In other words, Shaw is “fucking insane.” (Hey, Leroy said it, not me.) The general admits that, yes, countless American children will die, but it’s all for the greater good, and as soldiers, they’ve been trained to accept collateral damage. There doesn’t seem to be anything Leroy can do to stop Shaw. Fuller arrives and holds the major at gunpoint while the pillar is loaded back into the incinerator and destroyed. Down in his lair, Pennywise is sleeping, but apparently not too soundly — as soon as the meteor piece melts, his eyes pop open. (That hibernation was really more of a catnap.) Back at the Hanlon home, Will learns this the hard way when he gets a call from Ronnie. She can’t stop thinking about Rich, she tells him. “The way he looked, the way he must have suffocated, lungs bursting like popcorn, making my mouth water,” says her voice, merging with Pennywise’s. “I can smell the little stinky, broken boy body, can’t you?” When Will turns, the clown is waiting for him on top of the fridge. Pennywise doesn’t eat him, though, instead opening wide and showing Will the deadlights.

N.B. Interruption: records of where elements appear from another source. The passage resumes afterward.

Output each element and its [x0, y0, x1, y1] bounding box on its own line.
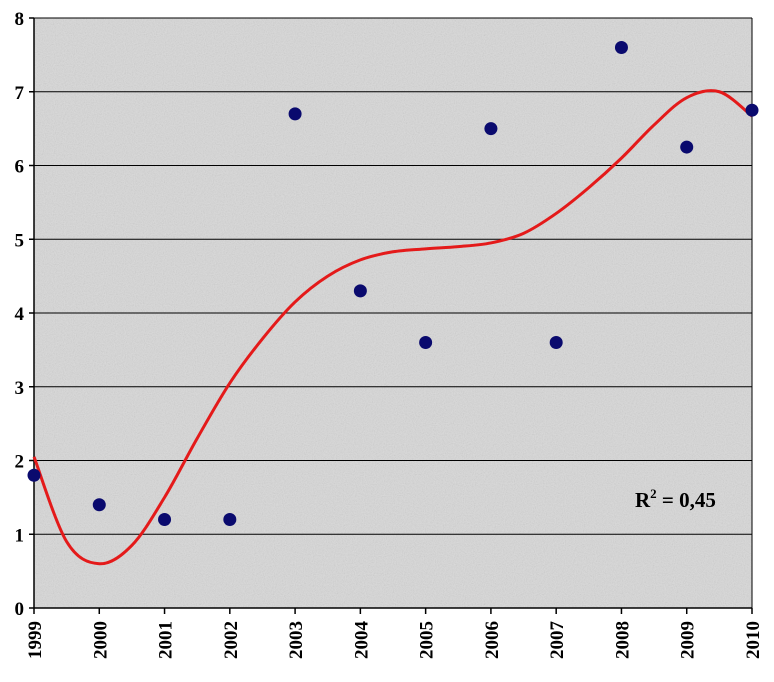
y-tick-label: 5: [15, 230, 25, 251]
x-axis-ticks: 1999 2000 2001 2002 2003 2004 2005 2006 2007 2008…: [25, 608, 764, 659]
data-point: [27, 468, 41, 482]
r2-base: R: [635, 488, 651, 512]
y-tick-label: 7: [15, 83, 25, 104]
y-tick-label: 8: [15, 9, 25, 30]
x-tick-label: 2008: [612, 621, 633, 659]
x-tick-label: 2005: [417, 621, 438, 659]
x-tick-label: 2006: [482, 621, 503, 659]
y-tick-label: 3: [15, 378, 25, 399]
data-point: [353, 284, 367, 298]
r2-superscript: 2: [650, 486, 657, 501]
data-point: [484, 122, 498, 136]
data-point: [680, 140, 694, 154]
r2-value: = 0,45: [657, 488, 716, 512]
x-tick-label: 2000: [90, 621, 111, 659]
data-point: [92, 498, 106, 512]
x-tick-label: 2003: [286, 621, 307, 659]
data-points: [27, 41, 759, 526]
data-point: [419, 336, 433, 349]
gridlines: [34, 17, 752, 535]
data-point: [288, 107, 302, 121]
x-tick-label: 2007: [547, 621, 568, 660]
x-tick-label: 2002: [221, 621, 242, 659]
data-point: [223, 513, 237, 526]
data-point: [158, 513, 172, 526]
x-tick-label: 2004: [351, 621, 372, 660]
r-squared-annotation: R2 = 0,45: [635, 486, 716, 512]
x-tick-label: 1999: [25, 621, 46, 659]
y-tick-label: 1: [15, 525, 25, 546]
x-tick-label: 2009: [678, 621, 699, 659]
y-tick-label: 0: [15, 599, 25, 620]
x-tick-label: 2010: [743, 621, 764, 659]
data-point: [745, 103, 759, 117]
y-axis-ticks: 0 1 2 3 4 5 6 7 8: [15, 9, 34, 620]
y-tick-label: 6: [15, 157, 25, 178]
data-point: [614, 41, 628, 54]
x-tick-label: 2001: [156, 621, 177, 659]
data-point: [549, 336, 563, 349]
y-tick-label: 2: [15, 452, 25, 473]
trendline: [32, 89, 753, 566]
y-tick-label: 4: [15, 304, 25, 325]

• At the risk of making this overly complicated, the deadlights aren’t something inside Pennywise — they’re actually the creature’s true form. Seeing them can instantly kill a person or make them go insane. (In the novel, Henry Bowers is institutionalized after seeing the deadlights, which turn his hair white.) The Muschietti adaptations have mostly focused on the deadlights’ ability to put their victims into a state of floating catatonia, as we see with Will and Ingrid in this episode.

• We know Will survives because (spoiler alert!) he goes on to father Mike Hanlon. In It, Beverly sees the deadlights and is revived with a kiss from Ben, so I’m willing to bet Ronnie kisses Will awake in the finale. (It might be a hint that the episode is titled “Winter Fire,” a reference to the haiku Ben writes for Beverly, which she recites back to him after he rescues her from the deadlights.)

• As I said above, the Pennywise origin story we get in this episode doesn’t reveal anything new. The book suggests that It saw the real Pennywise perform at some point in the 1800s and decided to take on the clown’s form because clowns both attract and frighten children, which is pretty key to his whole deal. That Welcome to Derry shows this happening in 1908 marks a timeline shift, but that’s true of the show as a whole.

• Although the angry mob that burns down the Black Spot certainly intends to find and lynch Hank, there’s something oddly sanitized about how the series depicts these events. In the book, the perpetrators are the Maine Legion of White Decency, an iteration of the Ku Klux Klan. I don’t mean to suggest that Bowers and the townspeople aren’t just as motivated by their racism, but the series holds back on making that as explicit as the novel.

• The pillar, no surprise, is held in place by turtle shells, another reference to Maturin. This also touches on what I said about the pillars mirroring the beams that hold up the Dark Tower — the shells mark the turtle as protector of the pillar, and Maturin is one of the 12 guardians of the beams.